Beneficiaries could face a time limit on how long they can stay
on welfare under a proposal put forward at a Wellington
It is just one of the suggestions to curb what the government's Welfare Working Group says is New Zealand's dependence on state support.
One in eight working age New Zealanders collect a benefit and the message at the high powered forum is that too many New Zealanders are using welfare as a permanent solution.
Chairperson Paula Rebstock says for such people the safety net of welfare has become a trap.
She is leading the group charged with shaking up the welfare system, saying many beneficiaries could work and the country needs to change the way the invalids benefit, sickness benefit and the DPB is dished out.
"We know that people's health tends to recover and improve significantly when they are in work," says Rebstock.
Right now there are 325,000 people who collect a benefit, of which 178,000 have been on a benefit for more than seven years.
But not everyone agrees the proposals put forward will get people back into work.
"As a caring society we don't say oh you have had your three years or your five years you are on the street," says Public Health Association spokesperson, Dr Gay Keating.

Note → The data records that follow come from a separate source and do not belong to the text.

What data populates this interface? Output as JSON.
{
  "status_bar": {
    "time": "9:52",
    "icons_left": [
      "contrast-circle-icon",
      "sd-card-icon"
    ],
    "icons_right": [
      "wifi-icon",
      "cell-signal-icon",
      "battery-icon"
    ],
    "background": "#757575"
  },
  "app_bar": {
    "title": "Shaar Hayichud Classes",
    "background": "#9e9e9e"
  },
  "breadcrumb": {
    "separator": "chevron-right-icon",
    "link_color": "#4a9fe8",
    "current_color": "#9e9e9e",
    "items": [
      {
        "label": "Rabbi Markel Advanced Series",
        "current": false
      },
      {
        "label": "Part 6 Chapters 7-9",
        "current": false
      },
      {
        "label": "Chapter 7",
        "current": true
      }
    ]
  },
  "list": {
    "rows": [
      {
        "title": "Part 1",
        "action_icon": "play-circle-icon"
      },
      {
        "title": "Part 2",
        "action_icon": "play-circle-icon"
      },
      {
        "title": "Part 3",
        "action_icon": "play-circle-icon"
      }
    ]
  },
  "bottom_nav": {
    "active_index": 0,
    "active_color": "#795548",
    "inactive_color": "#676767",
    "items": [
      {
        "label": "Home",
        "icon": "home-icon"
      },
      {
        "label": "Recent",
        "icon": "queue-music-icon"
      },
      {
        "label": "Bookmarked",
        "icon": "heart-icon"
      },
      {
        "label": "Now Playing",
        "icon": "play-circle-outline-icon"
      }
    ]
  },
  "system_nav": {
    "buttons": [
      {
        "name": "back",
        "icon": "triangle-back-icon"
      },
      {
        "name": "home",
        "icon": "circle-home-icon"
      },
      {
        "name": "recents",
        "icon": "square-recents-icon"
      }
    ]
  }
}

And activist Sue Bradford believes the conference is geared towards undermining the welfare system and changing it for the worse.
"National talked about it in the '90s and it looks like they are planning another major assault on the welfare system," she says.
Social Development Minister Paula Bennett knows the discussion could turn ugly, saying it is a contentious issue.
"This debate could spark prejudices; we may even see an ugly side of New Zealand," says Bennett.
A report is due back to the minister in December.